Phys. Chem. Chem. Phys., 2020, 22, 8499-8512. DOI: 10.1039/D0CP00502A
- Kraken rejects SMILES strings with undefined stereochemistry that would lead to inconsistent results (diastereomers)
- Included CLI scripts for automatically submitting Kraken calculations
- Included CLI scripts for converting Kraken result directories into CSV files or SDF files for viewing
- Automatic fchk generation
- The conformer search produces slightly different conformers each run, so results vary slightly (around 1%) between runs
- The original code is designed to ignore descriptors that are assigned
Noneas a result of xTB failure. This behavior is retained. - Despite refactoring, the codebase still contains unused code.
- The conda versions of xTB and CREST are incompatible with Kraken. They frequently crashed during the --vipea calculations. The precompiled binaries of each release should be used or compiled directly.
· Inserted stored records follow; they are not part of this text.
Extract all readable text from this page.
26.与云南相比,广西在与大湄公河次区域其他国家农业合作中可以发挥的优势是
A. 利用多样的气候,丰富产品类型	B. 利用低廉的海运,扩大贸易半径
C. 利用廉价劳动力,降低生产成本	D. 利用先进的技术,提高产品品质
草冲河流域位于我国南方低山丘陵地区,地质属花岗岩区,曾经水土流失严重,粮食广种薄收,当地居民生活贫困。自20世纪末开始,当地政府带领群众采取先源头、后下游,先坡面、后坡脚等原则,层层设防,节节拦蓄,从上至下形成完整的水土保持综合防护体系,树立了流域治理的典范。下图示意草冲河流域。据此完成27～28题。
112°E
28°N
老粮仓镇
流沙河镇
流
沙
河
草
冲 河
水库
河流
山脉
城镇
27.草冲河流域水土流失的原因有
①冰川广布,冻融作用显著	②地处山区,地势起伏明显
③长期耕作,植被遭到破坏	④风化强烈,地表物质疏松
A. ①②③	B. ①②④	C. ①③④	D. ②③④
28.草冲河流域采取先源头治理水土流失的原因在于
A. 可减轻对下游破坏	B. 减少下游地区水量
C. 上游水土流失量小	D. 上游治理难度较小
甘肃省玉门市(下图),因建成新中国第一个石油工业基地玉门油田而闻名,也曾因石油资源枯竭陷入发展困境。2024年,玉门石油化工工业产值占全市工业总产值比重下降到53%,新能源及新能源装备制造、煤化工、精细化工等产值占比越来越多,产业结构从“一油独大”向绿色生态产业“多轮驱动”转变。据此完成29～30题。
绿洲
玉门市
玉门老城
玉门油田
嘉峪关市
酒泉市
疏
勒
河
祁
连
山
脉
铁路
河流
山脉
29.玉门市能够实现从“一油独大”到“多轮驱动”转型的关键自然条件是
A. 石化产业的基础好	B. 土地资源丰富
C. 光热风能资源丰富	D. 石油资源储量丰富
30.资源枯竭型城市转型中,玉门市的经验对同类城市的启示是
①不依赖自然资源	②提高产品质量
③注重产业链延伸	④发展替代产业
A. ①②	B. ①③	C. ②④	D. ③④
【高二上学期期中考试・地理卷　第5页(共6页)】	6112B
This workflow was developed with CREST 2.12 and xTB 6.4.0.
- CREST 2.12 produces many more conformers than CREST 2.8. Because conformers are selected based on properties, the number of conformers for DFT calculations should remain unchanged.
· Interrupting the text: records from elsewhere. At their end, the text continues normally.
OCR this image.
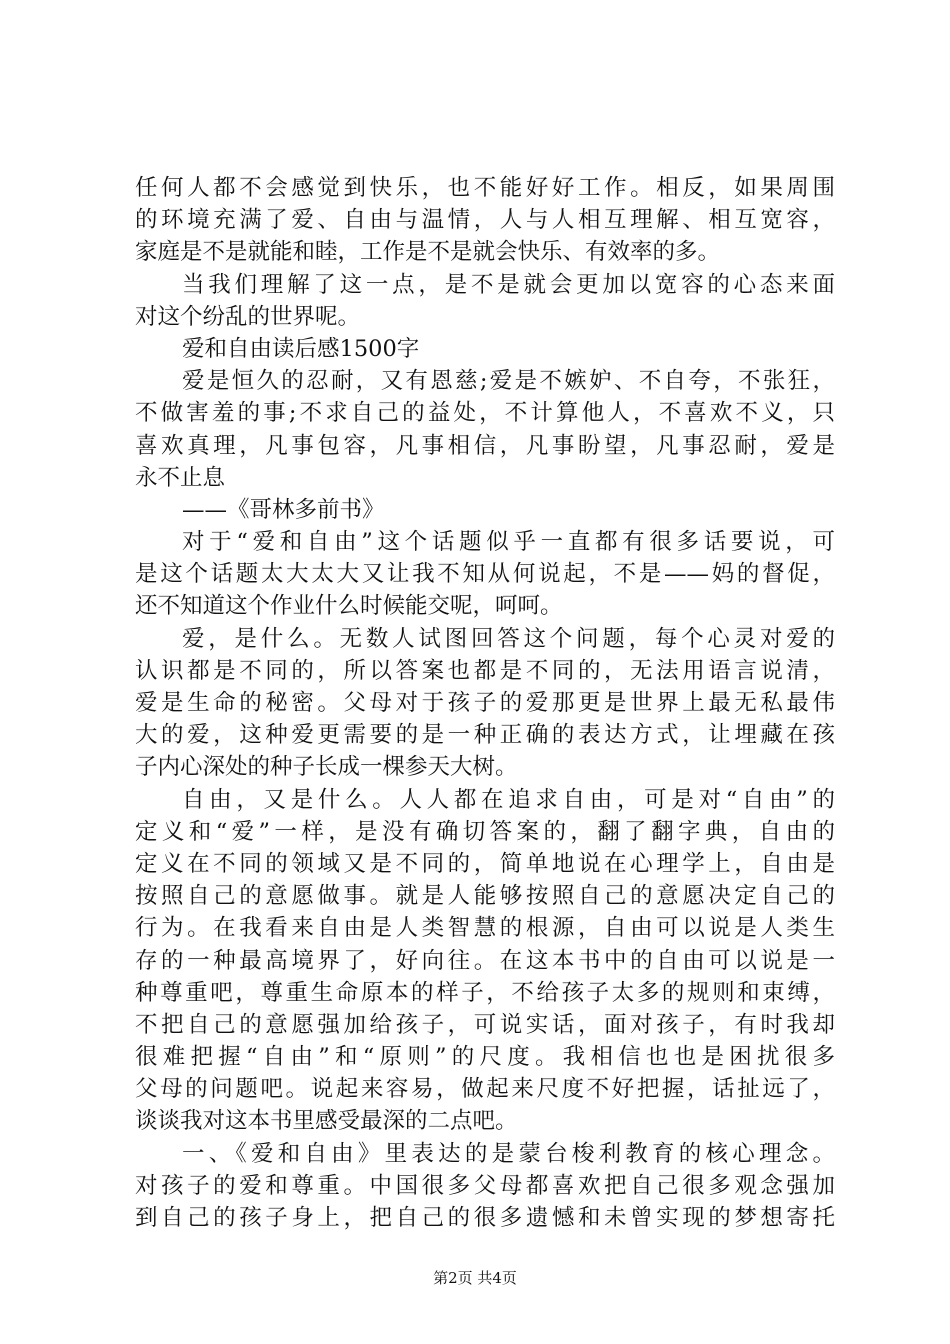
任何人都不会感觉到快乐，也不能好好工作。相反，如果周围
的环境充满了爱、自由与温情，人与人相互理解、相互宽容，
家庭是不是就能和睦，工作是不是就会快乐、有效率的多。
当我们理解了这一点，是不是就会更加以宽容的心态来面
对这个纷乱的世界呢。
爱和自由读后感1500字
爱是恒久的忍耐，又有恩慈;爱是不嫉妒、不自夸，不张狂，
不做害羞的事;不求自己的益处，不计算他人，不喜欢不义，只
喜欢真理，凡事包容，凡事相信，凡事盼望，凡事忍耐，爱是
永不止息
——《哥林多前书》
对于“爱和自由”这个话题似乎一直都有很多话要说，可
是这个话题太大太大又让我不知从何说起，不是——妈的督促，
还不知道这个作业什么时候能交呢，呵呵。
爱，是什么。无数人试图回答这个问题，每个心灵对爱的
认识都是不同的，所以答案也都是不同的，无法用语言说清，
爱是生命的秘密。父母对于孩子的爱那更是世界上最无私最伟
大的爱，这种爱更需要的是一种正确的表达方式，让埋藏在孩
子内心深处的种子长成一棵参天大树。
自由，又是什么。人人都在追求自由，可是对“自由”的
定义和“爱”一样，是没有确切答案的，翻了翻字典，自由的
定义在不同的领域又是不同的，简单地说在心理学上，自由是
按照自己的意愿做事。就是人能够按照自己的意愿决定自己的
行为。在我看来自由是人类智慧的根源，自由可以说是人类生
存的一种最高境界了，好向往。在这本书中的自由可以说是一
种尊重吧，尊重生命原本的样子，不给孩子太多的规则和束缚，
不把自己的意愿强加给孩子，可说实话，面对孩子，有时我却
很难把握“自由”和“原则”的尺度。我相信也也是困扰很多
父母的问题吧。说起来容易，做起来尺度不好把握，话扯远了，
谈谈我对这本书里感受最深的二点吧。
一、《爱和自由》里表达的是蒙台梭利教育的核心理念。
对孩子的爱和尊重。中国很多父母都喜欢把自己很多观念强加
到自己的孩子身上，把自己的很多遗憾和未曾实现的梦想寄托
第2页 共4页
- Several descriptors vary substantially with xTB 6.7.0 or greater (EA/IP descriptors, nucleophilicity) because IPEA-xTB is not used for vertical IP/EA calculations. This will likely not affect the DFT level descriptors.
The code for this updated workflow was adapted from the original Kraken code. Updates to the code should be done carefully so as to not impact the final descriptors. We have included a comparison between the descriptors from the original Kraken publications and the new workflow for approximately 30 monophosphines in the validation/ folder.
If you wish to submit batches of Kraken calculations (either the conformer search or the DFT portion of the workflow) to other systems, you must
create additional .slurm templates that are compatible with /kraken/cli/submit_conf_search.py and /kraken/cli/submit_dft_calcs.py. The
slurm scripts should contain the call to run_kraken_conf_search and run_kraken_dft along with placeholders for the following variables.
$TIME - Time in hours for the jobs
$NPROCS - Number of processors to request for the job
$MEM - Amount of memory in Gigabytes to request for the job
$KID - 8-digit Kraken ID
$CALCDIR - Calculation directory for the job
$SMILES - Placeholder for the SMILES string of the monophosphines (only required for conf search portion)
$CONVERSION_FLAG - Flag for method for generating coordinates from SMILES (default should be 4, only for conf search portion)
Once you have created the new .slurm template, you can use the submission scripts (submit_conf_search.py) and specify the --slurm-template argument.